What is There to a Place?
The Thrashers have nested in our front bush again. I believe I’ve mentioned this before.
From late February to early May, the Ruby-crowned Kinglets make short order of the suet I put out.
The woods near my house are full of migrating warblers as they stop to rest and refuel before heading further north for the season.
These birds are not unfamiliar to me. Nor are these places unfamiliar to these birds. It’s a ritual, a sense of place and places. It’s uprooting and planting, over and over again, with sometimes thousands of miles between.
I’ve been circling around the phrase “a sense of place” for some time now. The distinct atmosphere of a particular location—the feelings and associations that we have with a specific place and the ways we connect to and identify with it.
Surely, we can be drawn to more than one place, right? What, then, does it do to a person to be so pulled from disparate sources?

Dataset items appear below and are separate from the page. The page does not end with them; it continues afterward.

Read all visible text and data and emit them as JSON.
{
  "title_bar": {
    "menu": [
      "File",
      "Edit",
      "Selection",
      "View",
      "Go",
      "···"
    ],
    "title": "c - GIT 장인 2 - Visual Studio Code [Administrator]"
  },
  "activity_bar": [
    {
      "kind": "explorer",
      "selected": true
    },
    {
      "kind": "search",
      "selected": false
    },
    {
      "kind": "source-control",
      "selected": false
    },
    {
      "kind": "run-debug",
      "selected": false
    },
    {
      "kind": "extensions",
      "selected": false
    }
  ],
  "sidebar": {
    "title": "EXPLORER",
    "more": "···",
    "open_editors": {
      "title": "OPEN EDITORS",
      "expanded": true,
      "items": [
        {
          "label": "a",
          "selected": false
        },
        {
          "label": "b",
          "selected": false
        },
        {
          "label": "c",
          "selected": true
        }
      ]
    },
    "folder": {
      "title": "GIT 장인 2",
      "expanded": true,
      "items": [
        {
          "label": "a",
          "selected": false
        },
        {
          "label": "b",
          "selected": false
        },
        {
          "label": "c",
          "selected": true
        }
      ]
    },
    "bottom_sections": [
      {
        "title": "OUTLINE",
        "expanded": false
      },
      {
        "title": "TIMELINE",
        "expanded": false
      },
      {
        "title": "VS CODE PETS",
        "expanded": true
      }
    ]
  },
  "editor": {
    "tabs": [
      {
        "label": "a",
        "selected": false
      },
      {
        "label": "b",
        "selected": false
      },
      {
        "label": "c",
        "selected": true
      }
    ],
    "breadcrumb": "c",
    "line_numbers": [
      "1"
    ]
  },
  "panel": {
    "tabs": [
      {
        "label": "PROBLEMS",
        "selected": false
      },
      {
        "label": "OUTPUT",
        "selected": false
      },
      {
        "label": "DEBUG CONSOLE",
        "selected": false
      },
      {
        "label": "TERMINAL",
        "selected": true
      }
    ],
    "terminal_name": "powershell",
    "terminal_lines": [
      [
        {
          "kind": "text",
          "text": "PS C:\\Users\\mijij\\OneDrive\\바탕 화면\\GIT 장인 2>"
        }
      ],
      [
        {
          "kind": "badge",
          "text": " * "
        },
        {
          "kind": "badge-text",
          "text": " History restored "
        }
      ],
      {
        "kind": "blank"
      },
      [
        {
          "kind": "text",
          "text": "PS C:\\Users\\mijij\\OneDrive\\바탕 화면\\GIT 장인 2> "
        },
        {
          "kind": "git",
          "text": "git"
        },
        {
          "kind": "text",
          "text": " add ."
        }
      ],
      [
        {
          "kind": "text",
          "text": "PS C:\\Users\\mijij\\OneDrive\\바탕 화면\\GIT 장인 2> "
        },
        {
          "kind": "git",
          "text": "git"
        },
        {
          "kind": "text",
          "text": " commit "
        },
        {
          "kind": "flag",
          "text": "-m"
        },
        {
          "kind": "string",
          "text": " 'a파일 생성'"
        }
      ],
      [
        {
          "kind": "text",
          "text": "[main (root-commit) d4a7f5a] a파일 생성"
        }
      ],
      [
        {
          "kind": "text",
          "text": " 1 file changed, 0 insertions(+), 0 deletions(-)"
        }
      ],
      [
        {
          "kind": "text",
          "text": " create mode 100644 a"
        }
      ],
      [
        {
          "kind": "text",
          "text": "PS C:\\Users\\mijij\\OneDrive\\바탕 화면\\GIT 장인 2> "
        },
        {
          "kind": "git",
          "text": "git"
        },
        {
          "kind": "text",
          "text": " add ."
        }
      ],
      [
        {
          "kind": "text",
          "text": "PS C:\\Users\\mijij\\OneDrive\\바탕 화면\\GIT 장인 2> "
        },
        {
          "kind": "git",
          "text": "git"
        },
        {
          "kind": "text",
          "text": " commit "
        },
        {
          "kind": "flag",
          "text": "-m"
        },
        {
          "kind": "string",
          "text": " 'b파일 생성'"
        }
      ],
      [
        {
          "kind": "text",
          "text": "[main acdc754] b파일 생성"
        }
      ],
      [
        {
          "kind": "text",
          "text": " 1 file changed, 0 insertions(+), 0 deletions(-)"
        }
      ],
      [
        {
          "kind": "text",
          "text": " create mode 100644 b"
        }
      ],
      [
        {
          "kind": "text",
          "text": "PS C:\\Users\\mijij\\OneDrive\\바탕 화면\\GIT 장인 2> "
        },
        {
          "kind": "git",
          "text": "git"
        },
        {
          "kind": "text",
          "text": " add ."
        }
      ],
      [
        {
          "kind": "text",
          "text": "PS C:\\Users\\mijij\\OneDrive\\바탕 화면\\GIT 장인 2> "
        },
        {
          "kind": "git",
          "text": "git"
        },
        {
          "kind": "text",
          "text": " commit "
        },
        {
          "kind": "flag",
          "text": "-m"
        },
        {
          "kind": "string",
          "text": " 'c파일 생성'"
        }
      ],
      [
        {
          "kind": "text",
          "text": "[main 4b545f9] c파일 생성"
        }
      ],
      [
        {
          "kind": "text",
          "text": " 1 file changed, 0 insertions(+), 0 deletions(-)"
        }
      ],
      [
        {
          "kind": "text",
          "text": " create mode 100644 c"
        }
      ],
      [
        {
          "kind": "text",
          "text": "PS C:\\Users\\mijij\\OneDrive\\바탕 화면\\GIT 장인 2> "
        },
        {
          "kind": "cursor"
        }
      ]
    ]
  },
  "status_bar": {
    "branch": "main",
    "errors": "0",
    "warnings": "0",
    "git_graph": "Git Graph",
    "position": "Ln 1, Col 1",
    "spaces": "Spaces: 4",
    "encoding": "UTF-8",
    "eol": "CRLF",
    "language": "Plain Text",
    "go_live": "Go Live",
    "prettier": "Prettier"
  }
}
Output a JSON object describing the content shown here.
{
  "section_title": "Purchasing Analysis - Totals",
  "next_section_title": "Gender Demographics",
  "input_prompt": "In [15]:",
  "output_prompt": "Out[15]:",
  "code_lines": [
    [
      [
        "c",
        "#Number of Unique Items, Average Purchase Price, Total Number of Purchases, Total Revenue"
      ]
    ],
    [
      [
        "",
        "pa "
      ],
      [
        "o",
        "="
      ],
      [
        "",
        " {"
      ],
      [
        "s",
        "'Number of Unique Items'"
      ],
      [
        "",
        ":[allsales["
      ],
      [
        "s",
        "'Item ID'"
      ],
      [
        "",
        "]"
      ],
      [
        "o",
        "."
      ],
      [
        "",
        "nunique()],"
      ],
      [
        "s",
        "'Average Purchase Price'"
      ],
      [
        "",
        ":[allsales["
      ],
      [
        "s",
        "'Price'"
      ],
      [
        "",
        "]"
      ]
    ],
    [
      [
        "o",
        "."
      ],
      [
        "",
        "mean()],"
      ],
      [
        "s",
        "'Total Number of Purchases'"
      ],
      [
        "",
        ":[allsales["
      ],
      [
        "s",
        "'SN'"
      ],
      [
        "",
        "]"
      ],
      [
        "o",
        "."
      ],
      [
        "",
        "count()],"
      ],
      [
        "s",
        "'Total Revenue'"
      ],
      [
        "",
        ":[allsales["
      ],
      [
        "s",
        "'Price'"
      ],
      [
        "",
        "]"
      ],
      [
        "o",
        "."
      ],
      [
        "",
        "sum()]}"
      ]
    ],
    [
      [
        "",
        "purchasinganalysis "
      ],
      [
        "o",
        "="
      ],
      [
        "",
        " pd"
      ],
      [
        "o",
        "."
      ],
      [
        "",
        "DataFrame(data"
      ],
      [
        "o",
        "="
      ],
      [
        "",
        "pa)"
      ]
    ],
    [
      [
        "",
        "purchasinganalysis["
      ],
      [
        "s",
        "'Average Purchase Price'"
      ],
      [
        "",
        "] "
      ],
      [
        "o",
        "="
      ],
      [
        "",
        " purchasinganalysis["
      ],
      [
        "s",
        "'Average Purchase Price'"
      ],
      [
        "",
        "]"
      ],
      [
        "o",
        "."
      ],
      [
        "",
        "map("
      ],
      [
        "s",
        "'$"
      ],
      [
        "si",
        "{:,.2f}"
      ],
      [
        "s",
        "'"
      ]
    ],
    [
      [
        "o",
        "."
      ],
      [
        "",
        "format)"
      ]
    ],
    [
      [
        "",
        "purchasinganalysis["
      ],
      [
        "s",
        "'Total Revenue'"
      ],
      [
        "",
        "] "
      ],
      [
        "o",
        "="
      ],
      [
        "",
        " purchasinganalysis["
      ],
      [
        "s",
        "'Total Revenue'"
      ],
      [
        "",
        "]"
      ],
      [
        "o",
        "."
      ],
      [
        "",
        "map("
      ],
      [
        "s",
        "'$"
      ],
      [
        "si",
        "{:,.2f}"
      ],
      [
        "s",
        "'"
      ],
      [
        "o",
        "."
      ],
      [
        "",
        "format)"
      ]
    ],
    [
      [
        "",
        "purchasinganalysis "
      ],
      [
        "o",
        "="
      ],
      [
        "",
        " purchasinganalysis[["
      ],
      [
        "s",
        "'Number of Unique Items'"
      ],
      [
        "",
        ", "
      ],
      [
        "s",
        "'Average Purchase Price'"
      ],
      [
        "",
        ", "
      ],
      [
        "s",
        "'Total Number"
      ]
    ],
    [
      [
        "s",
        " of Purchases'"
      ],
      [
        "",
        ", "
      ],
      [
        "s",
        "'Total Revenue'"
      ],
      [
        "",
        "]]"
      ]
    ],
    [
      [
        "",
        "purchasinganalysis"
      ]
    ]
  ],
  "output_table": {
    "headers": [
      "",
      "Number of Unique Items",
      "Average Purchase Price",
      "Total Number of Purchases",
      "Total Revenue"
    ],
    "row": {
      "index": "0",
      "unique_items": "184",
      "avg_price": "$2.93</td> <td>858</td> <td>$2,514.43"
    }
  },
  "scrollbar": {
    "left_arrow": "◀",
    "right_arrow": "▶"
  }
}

It would explain migration—the seasonal pull, the innate urge to leave a home on a journey thousands of miles only to return again months later.
I know it’s foolish to ascribe human personality traits to birds. But what is a sense of place if not a natural and inevitable pull? Perhaps we’re not in any more control of the places we’re drawn to than the Yellow Warbler is
Pretty soon, the Thrasher fledgings will be out and on their own. The Kinglets and warblers will be in their summer homes up north.
And, come fall, the migrants will again stopover. I wonder, in what sense do they know this place? What memory lives of the dogwood in my front yard and the comings and goings of the strange creatures that live next to it?